8. The system of claim 7, further comprising a bar code reader to obtain the bar code information from the individual containers.

9. The system of claim 8, further comprising a hemolysis module for lysing the red blood cells in the sample.

10. The system of claim 7, wherein the substance of interest is hemoglobin A1c.

11. The system of claim 7, wherein the a chromatography module comprises a disposable chromatographic column.

12. A system for measuring glycated hemoglobin A1c, comprising:

(a) a gripper module that translocates containers holding the sample to be measured;

(b) a mixing module for mixing the sample in the container;

(c) a chromatography module for purification of the substance of interest, said chromatography module comprising a disposable chromatographic column; and

(d) a detector module for measuring the optical density of the substance of interest.

13. A disposable chromatographic column comprising

(a) a column body suitable for packing with materials ordinarily used in the industry and which is used in the practice of liquid chromatography, sample preparation, purification and the like;

(b) means for retaining the column packing materials by insertion of retaining frits on either end of the column body;

(c) means for connecting the column body to a chromatography system by the use of simple Luer type fittings; and

(d) means for storing the columns through the use of Luer end caps to prevent the column packing materials from drying out.

14. A method for quantitating a substance of interest, comprising

adjusting the concentration of said substance to fall within a narrow, specified range of values; and

calculating the original concentration of the substance by retrograde conversion.

15. The method of claim 14, wherein the substance of interest is hemoglobin A1c.

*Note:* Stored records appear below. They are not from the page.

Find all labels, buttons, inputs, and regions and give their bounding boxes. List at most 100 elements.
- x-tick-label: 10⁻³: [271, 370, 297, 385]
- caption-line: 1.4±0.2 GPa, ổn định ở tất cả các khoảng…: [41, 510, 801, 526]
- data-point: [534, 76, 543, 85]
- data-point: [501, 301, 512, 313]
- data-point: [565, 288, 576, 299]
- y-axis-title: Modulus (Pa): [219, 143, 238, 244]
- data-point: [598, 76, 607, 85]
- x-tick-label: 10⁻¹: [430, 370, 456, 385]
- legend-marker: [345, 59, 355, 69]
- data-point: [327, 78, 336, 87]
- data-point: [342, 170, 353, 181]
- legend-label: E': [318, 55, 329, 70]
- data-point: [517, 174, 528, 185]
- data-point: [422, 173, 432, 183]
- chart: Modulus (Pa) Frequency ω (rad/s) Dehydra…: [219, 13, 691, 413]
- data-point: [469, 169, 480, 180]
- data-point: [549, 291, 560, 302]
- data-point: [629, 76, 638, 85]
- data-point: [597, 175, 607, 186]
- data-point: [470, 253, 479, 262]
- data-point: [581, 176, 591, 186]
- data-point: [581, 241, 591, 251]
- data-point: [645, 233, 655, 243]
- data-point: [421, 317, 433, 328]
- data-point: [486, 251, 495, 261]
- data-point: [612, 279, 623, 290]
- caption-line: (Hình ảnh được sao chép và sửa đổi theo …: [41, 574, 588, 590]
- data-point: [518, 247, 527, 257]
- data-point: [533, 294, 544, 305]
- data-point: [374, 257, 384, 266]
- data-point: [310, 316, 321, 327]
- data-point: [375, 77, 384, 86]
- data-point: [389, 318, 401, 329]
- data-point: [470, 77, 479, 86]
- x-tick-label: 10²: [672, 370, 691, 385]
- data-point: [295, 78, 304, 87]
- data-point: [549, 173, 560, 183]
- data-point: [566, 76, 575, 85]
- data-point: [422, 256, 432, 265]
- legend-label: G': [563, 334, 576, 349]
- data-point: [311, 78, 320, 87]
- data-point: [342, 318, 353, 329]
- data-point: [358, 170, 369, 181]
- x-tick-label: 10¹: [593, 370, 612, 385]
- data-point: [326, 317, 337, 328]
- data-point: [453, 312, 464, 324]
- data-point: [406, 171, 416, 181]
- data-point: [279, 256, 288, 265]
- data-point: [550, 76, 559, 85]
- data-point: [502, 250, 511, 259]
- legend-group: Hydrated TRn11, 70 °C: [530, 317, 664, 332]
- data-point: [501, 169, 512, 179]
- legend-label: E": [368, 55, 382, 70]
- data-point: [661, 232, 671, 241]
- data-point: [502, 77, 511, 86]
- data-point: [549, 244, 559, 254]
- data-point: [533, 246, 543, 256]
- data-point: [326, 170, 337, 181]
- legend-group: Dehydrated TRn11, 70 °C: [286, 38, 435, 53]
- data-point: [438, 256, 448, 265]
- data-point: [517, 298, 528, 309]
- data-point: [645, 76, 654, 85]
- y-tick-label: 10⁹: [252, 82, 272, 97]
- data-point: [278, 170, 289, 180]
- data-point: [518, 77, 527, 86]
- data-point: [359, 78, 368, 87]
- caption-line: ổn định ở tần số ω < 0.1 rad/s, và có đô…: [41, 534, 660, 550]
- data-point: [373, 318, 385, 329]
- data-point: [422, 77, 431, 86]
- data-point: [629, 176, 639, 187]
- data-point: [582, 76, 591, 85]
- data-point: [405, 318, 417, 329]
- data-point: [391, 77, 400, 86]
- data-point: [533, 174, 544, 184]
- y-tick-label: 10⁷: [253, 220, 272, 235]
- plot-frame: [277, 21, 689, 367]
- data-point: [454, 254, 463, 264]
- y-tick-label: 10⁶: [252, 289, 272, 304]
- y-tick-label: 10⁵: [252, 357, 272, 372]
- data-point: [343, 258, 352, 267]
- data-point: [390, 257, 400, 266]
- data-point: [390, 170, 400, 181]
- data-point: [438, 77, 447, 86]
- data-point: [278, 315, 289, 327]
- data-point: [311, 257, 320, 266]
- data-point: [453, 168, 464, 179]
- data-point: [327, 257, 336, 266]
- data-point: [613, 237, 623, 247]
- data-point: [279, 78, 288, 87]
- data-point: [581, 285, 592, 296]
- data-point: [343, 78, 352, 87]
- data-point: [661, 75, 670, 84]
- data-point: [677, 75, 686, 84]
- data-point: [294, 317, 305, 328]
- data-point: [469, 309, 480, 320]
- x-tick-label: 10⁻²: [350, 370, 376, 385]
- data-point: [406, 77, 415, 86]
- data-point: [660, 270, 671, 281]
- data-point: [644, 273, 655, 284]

16. A method for analyzing a liquid sample each containing both glycated and non-glycated protein fractions, comprising the steps of:

(a) providing an affinity chromatographic column;

(b) contacting said column with said liquid sample containing said glycated and non-glycated protein fractions,

(c) separating said non-glycated protein fraction from said glycated protein fraction of the liquid sample with said column at an operation pressure of 200 psi or less.

17. The method of claim 16, wherein said column is a disposable chromatographic column.

18. The method of claim 16, further comprising the step of identifying each liquid sample through a bar code pre-affixed to the container holding said sample.